Rather than leaving digital tools with a central IT or transformation team, Schneider embeds these capabilities into frontline operations, so plant teams can act on real-time data and improve workflows continuously. These are fusion teams that combine operational knowledge with technical expertise to solve problems faster and improve plant performance over time.

The Rise of Cross-Functional Collaboration

Especially noteworthy is the importance of the Translator – the person who can convert process pain points into technical requirements, then help the frontline trust and use what gets built. Despite their critical role, our data shows that on average, just 5% of manufacturing job posts feature key Translator skills. (Our suggested target percentage is 15%.)

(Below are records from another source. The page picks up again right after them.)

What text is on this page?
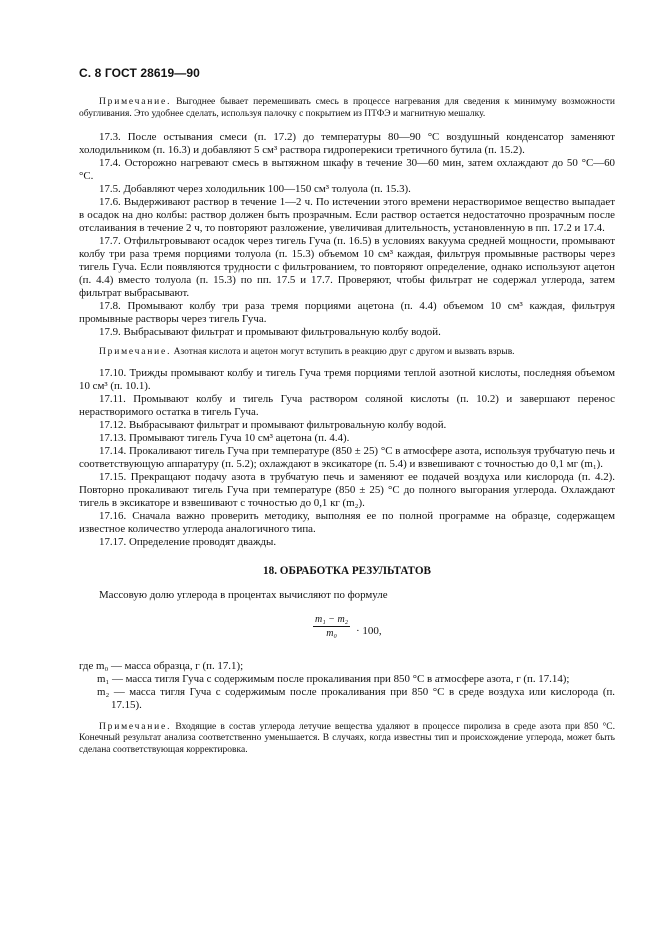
С. 8 ГОСТ 28619—90

Примечание. Выгоднее бывает перемешивать смесь в процессе нагревания для сведения к минимуму возможности обугливания. Это удобнее сделать, используя палочку с покрытием из ПТФЭ и магнитную мешалку.

17.3. После остывания смеси (п. 17.2) до температуры 80—90 °С воздушный конденсатор заменяют холодильником (п. 16.3) и добавляют 5 см³ раствора гидроперекиси третичного бутила (п. 15.2).

17.4. Осторожно нагревают смесь в вытяжном шкафу в течение 30—60 мин, затем охлаждают до 50 °С—60 °С.

17.5. Добавляют через холодильник 100—150 см³ толуола (п. 15.3).

17.6. Выдерживают раствор в течение 1—2 ч. По истечении этого времени нерастворимое вещество выпадает в осадок на дно колбы: раствор должен быть прозрачным. Если раствор остается недостаточно прозрачным после отслаивания в течение 2 ч, то повторяют разложение, увеличивая длительность, установленную в пп. 17.2 и 17.4.

17.7. Отфильтровывают осадок через тигель Гуча (п. 16.5) в условиях вакуума средней мощности, промывают колбу три раза тремя порциями толуола (п. 15.3) объемом 10 см³ каждая, фильтруя промывные растворы через тигель Гуча. Если появляются трудности с фильтрованием, то повторяют определение, однако используют ацетон (п. 4.4) вместо толуола (п. 15.3) по пп. 17.5 и 17.7. Проверяют, чтобы фильтрат не содержал углерода, затем фильтрат выбрасывают.

17.8. Промывают колбу три раза тремя порциями ацетона (п. 4.4) объемом 10 см³ каждая, фильтруя промывные растворы через тигель Гуча.

17.9. Выбрасывают фильтрат и промывают фильтровальную колбу водой.

Примечание. Азотная кислота и ацетон могут вступить в реакцию друг с другом и вызвать взрыв.

17.10. Трижды промывают колбу и тигель Гуча тремя порциями теплой азотной кислоты, последняя объемом 10 см³ (п. 10.1).

17.11. Промывают колбу и тигель Гуча раствором соляной кислоты (п. 10.2) и завершают перенос нерастворимого остатка в тигель Гуча.

17.12. Выбрасывают фильтрат и промывают фильтровальную колбу водой.

17.13. Промывают тигель Гуча 10 см³ ацетона (п. 4.4).

17.14. Прокаливают тигель Гуча при температуре (850 ± 25) °С в атмосфере азота, используя трубчатую печь и соответствующую аппаратуру (п. 5.2); охлаждают в эксикаторе (п. 5.4) и взвешивают с точностью до 0,1 мг (m₁).

17.15. Прекращают подачу азота в трубчатую печь и заменяют ее подачей воздуха или кислорода (п. 4.2). Повторно прокаливают тигель Гуча при температуре (850 ± 25) °С до полного выгорания углерода. Охлаждают тигель в эксикаторе и взвешивают с точностью до 0,1 кг (m₂).

17.16. Сначала важно проверить методику, выполняя ее по полной программе на образце, содержащем известное количество углерода аналогичного типа.

17.17. Определение проводят дважды.

18. ОБРАБОТКА РЕЗУЛЬТАТОВ

Массовую долю углерода в процентах вычисляют по формуле

$\frac{\text{m₁ − m₂}}{\text{m₀}} \cdot 100$,
где m₀ — масса образца, г (п. 17.1);
m₁ — масса тигля Гуча с содержимым после прокаливания при 850 °С в атмосфере азота, г (п. 17.14);
m₂ — масса тигля Гуча с содержимым после прокаливания при 850 °С в среде воздуха или кислорода (п. 17.15).

Примечание. Входящие в состав углерода летучие вещества удаляют в процессе пиролиза в среде азота при 850 °С. Конечный результат анализа соответственно уменьшается. В случаях, когда известны тип и происхождение углерода, может быть сделана соответствующая корректировка.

Plant environments do not tolerate fuzzy handoffs between domain experts and technical teams. Someone has to connect machine behavior, process design, data products, workflow logic, and operator reality in ways that hold up under live operating pressure.

Leadership must also evolve with this operating system. The old command-and-control model is poorly suited to teams that cut across engineering, operations, quality, data, and systems ownership. Leaders must shift from directing functional activity to orchestrating cross-functional outcomes. That means clarifying shared KPIs, aligning incentives, creating clean escalation paths, and protecting teams long enough for new ways of working to stick. 

Zero100’s research finds that hiring for cross-functional collaboration for plant leadership increased 326% in the last two years, while standard skills like balancing a budget remained flat, indicating that the skills that earned you plant leadership in the past are not the same ones required to usher in a new way of operating. 

How Fusion Teams Become an Operating System

The next generation of plant performance will not come from layering more disconnected tools onto factories. It will come from building workflow-centric teams that combine frontline expertise, Translator capacity, shared data products, and decision rights fast enough to matter in live operations. Planning and sourcing may have pioneered the fusion team concept, but manufacturing is where the model becomes a true operating system.

To get started in a plant, pick one live workflow where handoffs are hurting performance — quality response, downtime, changeovers, or scheduling, for example. Then stand up a small pilot team (not a full org redesign), and align that team to one shared metric. Give the team clear escalation and decision rights so issues can be worked in place, not handed off. Run in short sprints, learn on the floor, then scale the model to adjacent lines or sites.